A cultura da civilização do Nilo já havia desenvolvido um nível único e independente de existência antes de qualquer contato significativo com a civilização suméria cerca de 3000 a.c – esta influência parece apenas ter provido mais ímpeto a uma cultura já ancestral. O Egito começou a desenvolver sua forma cultural aproximadamente em 5000 a.c e já era uma civilização desenvolvida na proto-história entre 3800 e 3200 a.c. (1). Desta base a civilização egípcia continuaria seu desenvolvimento singular e culturalmente independente até a morte de Cleópatra quando perdeu sua independência política para Roma em 42 a.c, mas o fato de que o conhecimento dos hieróglifos ter sido preservado pelos sacerdotes egípcios pelo menos até o século V d.c indica que estamos lidando com uma cultura intelectual que permaneceu viva por pelo menos mais quatro séculos. (2) Assim, a civilização egípcia é a mais antiga e contínua cultura já conhecida pela humanidade. A única possível rival seria a civilização chinesa que possui raízes mais novas (cerca de 1500 a.c), mas que continua presente nos dias de hoje.
É provável que os aspectos mais fundamentais da religião egípcia tenham atingido um articulado estado de refinamento no início do Período Dinástico em cerca de 3100-2750 a.c. (3) Apesar de nesta época o conteúdo cultural encontrado ao longo do Nilo, entre o Mediterrâneo e o atual Assuã fosse relativamente unificado, no campo político (e talvez no religioso – uma vez que a política de cada região era fortemente influenciada pelos cultos) o território estava dividido entre a região ao norte do delta (Baixo Egito) e o restante do vale do Nilo ao sul (Alto Egito). No período mais arcaico temos um deus falcão (Heru/Hórus, mais tarde fundido com Rá) dominando a região norte e um deus simbolizado por um animal não identificado (Suta/Set), reinando ao sul.

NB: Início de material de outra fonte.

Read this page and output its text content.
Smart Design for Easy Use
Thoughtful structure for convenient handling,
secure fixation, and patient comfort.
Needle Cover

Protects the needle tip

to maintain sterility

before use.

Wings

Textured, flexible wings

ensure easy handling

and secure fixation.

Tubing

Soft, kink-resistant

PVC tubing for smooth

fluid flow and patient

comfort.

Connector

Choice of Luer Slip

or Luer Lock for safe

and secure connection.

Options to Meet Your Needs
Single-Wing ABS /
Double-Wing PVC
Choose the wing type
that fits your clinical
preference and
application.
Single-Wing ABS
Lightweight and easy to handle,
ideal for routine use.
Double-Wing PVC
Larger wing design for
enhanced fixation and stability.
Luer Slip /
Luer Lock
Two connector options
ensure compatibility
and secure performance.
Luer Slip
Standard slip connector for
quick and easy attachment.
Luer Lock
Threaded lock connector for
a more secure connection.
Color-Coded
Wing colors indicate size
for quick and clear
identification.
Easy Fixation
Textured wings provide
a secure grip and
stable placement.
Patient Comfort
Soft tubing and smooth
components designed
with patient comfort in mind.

De acordo com a história egípcia tradicional, o norte efetivamente conquistou o sul e unificou o pais cerca de 3100 a.c sob o primeiro faraó Menes, com a capital em Mênfis no delta do Nilo. O símbolo do Egito Unificado e da união dos princípios cósmicos eram representados pelos deuses dominantes de cada região é um Horus/Set representado como uma única entidade. Embora alguns apontem desde a unificação uma tendência a inferiorizar Set em detrimento do deus solar, não podemos deixar de enfatizar que a essência e poder de Set foi altamente valorizada e honrada pelos egípcios até o final da XX dinastia (cerca de 1170 a.c).
A continuidade do sacerdócio de Set e seu simbolismo podem também ser claramente vistas na dupla coroa dos faraós, composto de uma coroa vermelha do norte e uma coroa branca do sul e no topo dos cetros faraônicos de was e tcham, que trazem a efígie do animal Set. Estes cetros eram sinais do poder divino legados pelos deuses aos seus agentes encarnados, os faraós.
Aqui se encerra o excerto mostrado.